MARIANA
| Title | Publication Date | Authors | Institutions | Funders | Author Risk |
|---|
🔐 Risk Score Calculation Guide
Overview
The Author Risk Score is a numerical indicator that helps identify potential research security concerns based on affiliations with entities of interest. The score is calculated by matching author and institution names against a curated list of keywords associated with foreign military, defense, and sanctioned organizations.
How It's Calculated
📊 Scoring Method
Each occurrence of a risk keyword found in an author's affiliations adds +1 to the total score. The system scans:
- Raw affiliation strings from the publication
- Institution display names
- All author affiliation data associated with the work
Risk Categories
🎖️ Military & Defense Organizations
Affiliations with military research institutions, defense academies, and armed forces organizations.
🏭 Defense Industrial Base
Companies and corporations involved in military equipment, aerospace, nuclear, and critical technology development.

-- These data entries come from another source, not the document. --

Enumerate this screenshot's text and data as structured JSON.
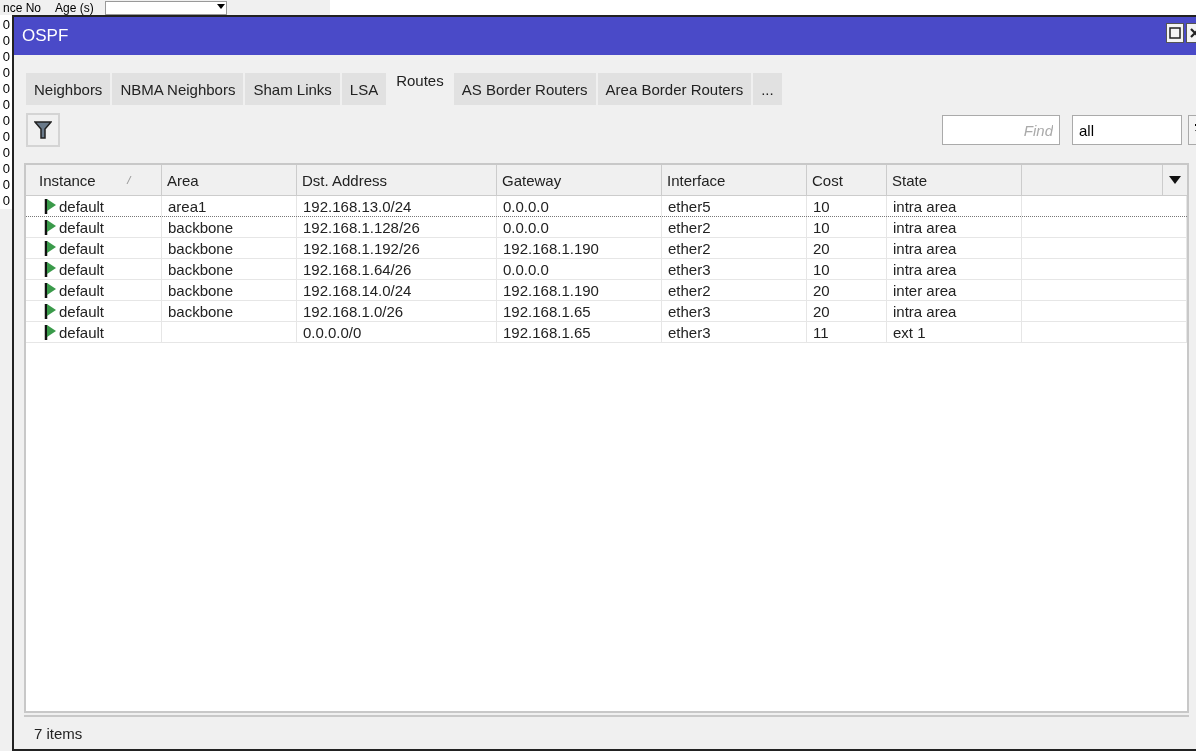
{
  "background_window": {
    "columns": [
      "nce No",
      "Age (s)"
    ],
    "rows": [
      "0",
      "0",
      "0",
      "0",
      "0",
      "0",
      "0",
      "0",
      "0",
      "0",
      "0",
      "0"
    ]
  },
  "window": {
    "title": "OSPF"
  },
  "tabs": [
    {
      "label": "Neighbors",
      "selected": false
    },
    {
      "label": "NBMA Neighbors",
      "selected": false
    },
    {
      "label": "Sham Links",
      "selected": false
    },
    {
      "label": "LSA",
      "selected": false
    },
    {
      "label": "Routes",
      "selected": true
    },
    {
      "label": "AS Border Routers",
      "selected": false
    },
    {
      "label": "Area Border Routers",
      "selected": false
    },
    {
      "label": "...",
      "selected": false
    }
  ],
  "toolbar": {
    "find": {
      "placeholder": "Find"
    },
    "filter": {
      "value": "all"
    }
  },
  "table": {
    "columns": [
      "Instance",
      "Area",
      "Dst. Address",
      "Gateway",
      "Interface",
      "Cost",
      "State"
    ],
    "rows": [
      {
        "selected": true,
        "cells": [
          "default",
          "area1",
          "192.168.13.0/24",
          "0.0.0.0",
          "ether5",
          "10",
          "intra area"
        ]
      },
      {
        "selected": false,
        "cells": [
          "default",
          "backbone",
          "192.168.1.128/26",
          "0.0.0.0",
          "ether2",
          "10",
          "intra area"
        ]
      },
      {
        "selected": false,
        "cells": [
          "default",
          "backbone",
          "192.168.1.192/26",
          "192.168.1.190",
          "ether2",
          "20",
          "intra area"
        ]
      },
      {
        "selected": false,
        "cells": [
          "default",
          "backbone",
          "192.168.1.64/26",
          "0.0.0.0",
          "ether3",
          "10",
          "intra area"
        ]
      },
      {
        "selected": false,
        "cells": [
          "default",
          "backbone",
          "192.168.14.0/24",
          "192.168.1.190",
          "ether2",
          "20",
          "inter area"
        ]
      },
      {
        "selected": false,
        "cells": [
          "default",
          "backbone",
          "192.168.1.0/26",
          "192.168.1.65",
          "ether3",
          "20",
          "intra area"
        ]
      },
      {
        "selected": false,
        "cells": [
          "default",
          "",
          "0.0.0.0/0",
          "192.168.1.65",
          "ether3",
          "11",
          "ext 1"
        ]
      }
    ]
  },
  "status_bar": "7 items"
}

🎓 Section 1286 Institutions
Universities and research centers identified under Section 1286 of the NDAA with connections to military modernization.
🔬 Section 1260H Entities
Entities identified as Chinese Military Companies under Section 1260H of the NDAA.
⚛️ Nuclear & Advanced Research
Organizations involved in nuclear physics, high-energy research, and dual-use technologies.
Interpreting the Score
| Score Range | Risk Level | Interpretation |
|---|---|---|
| 0 | None | No known risk indicators detected |
| 1-2 | Low | Minor indicators present; may warrant review |
| 3-5 | Medium | Multiple indicators; closer examination recommended |
| 6+ | High | Significant indicators; due diligence strongly advised |
Important Notes
- Not a determination of wrongdoing: A high score indicates potential security concerns that warrant further investigation, not evidence of illegal activity.
- Context matters: Some affiliations may be historical, joint programs, or legitimate academic collaborations.
- Click any risk score in the publications table to see the detailed breakdown of which keywords matched.
- Keyword matching: The system uses both exact matching and relaxed matching for longer organization names to catch variants and abbreviations.